Zeitung Heute : Musik und Seifenkisten
23.08.2006 00:00 UhrDass die Geschäftsleute am 26. und 27. August zur großen Feier „100 Jahre Kaiserdamm“ einladen können, haben sie auch dem Bürgersinn der Anwohner zu verdanken – denn nur dadurch behielt die 1906 eröffnete Straße ihren Namen, der an Kaiser Wilhelm II. erinnert. Eine Umbenennung in „Adenauerdamm“ löste ab April 1967 so starke Proteste aus, dass sie im Januar 1968 rückgängig gemacht wurde.

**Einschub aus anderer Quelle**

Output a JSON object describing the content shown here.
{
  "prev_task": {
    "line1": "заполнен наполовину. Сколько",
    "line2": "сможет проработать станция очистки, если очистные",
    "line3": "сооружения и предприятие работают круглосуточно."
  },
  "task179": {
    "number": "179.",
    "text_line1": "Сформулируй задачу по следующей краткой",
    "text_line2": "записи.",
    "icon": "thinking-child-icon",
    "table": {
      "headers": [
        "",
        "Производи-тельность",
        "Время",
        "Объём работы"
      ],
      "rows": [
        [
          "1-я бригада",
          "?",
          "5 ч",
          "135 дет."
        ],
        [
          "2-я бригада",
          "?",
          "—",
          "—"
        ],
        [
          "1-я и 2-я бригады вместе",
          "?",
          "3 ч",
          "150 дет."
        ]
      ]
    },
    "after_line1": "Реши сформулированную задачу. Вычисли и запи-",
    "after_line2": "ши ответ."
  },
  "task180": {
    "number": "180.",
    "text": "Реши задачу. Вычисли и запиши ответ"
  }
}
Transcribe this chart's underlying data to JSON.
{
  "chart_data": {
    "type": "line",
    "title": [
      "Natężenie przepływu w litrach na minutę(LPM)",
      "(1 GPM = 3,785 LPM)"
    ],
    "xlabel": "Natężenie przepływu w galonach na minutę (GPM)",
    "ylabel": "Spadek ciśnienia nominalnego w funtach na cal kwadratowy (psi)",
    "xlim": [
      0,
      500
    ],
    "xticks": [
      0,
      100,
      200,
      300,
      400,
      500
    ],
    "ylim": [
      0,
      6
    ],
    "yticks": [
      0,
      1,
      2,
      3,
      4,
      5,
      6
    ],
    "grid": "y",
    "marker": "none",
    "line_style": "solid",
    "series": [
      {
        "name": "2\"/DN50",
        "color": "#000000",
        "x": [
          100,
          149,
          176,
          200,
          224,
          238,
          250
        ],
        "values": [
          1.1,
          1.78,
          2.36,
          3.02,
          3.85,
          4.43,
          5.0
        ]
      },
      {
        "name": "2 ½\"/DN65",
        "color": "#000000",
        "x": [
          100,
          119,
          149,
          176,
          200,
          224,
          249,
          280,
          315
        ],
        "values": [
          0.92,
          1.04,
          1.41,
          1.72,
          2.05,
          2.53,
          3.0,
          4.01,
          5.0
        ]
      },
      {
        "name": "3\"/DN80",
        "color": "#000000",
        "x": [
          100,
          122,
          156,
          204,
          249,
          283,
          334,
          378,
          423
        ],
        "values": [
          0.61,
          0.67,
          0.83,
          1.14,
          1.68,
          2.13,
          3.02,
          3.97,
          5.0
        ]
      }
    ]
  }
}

Den Weg zum Jubiläumsfest ebnete die Gründung der „Kaiserdamm IG“ vor zwei Jahren. Das Bezirksamt hatte den Zusammenschluss der Händler, Gastronomen, Hoteliers und weiteren Anrainer vorgeschlagen. Heute gibt es rund 40 Mitglieder. Auch Opel-Händlerin Heidi Hetzer trat der Interessengemeinschaft bei und leistet mit den Oldtimern einen Beitrag zum Fest, obwohl ihre Autohandlung einen Straßenblock entfernt in der Knobelsdorffstraße liegt.
Bis 1904 war der spätere Kaiserdamm ein Sandweg. Doch mit dem „Heerstraßenprojekt“ entstand eine 50 Meter breite Prachtstraße, die vom Tiergarten bis zum Truppenübungsplatz Döberitz bei Spandau reichte.
Während der Nazizeit wurde die Straße nochmals ausgebaut. Albert Speer entwarf eine Paradenstrecke samt der doppelarmigen Gußeisenleuchten, die erhalten geblieben sind.
Heute reicht der Kaiserdamm vom Sophie-Charlotte- bis zum Theodor-Heuss-Platz. Östlich geht die Verkehrsader als Bismarckstraße und Straße des 17. Juni weiter, im Westen folgt die Heerstraße.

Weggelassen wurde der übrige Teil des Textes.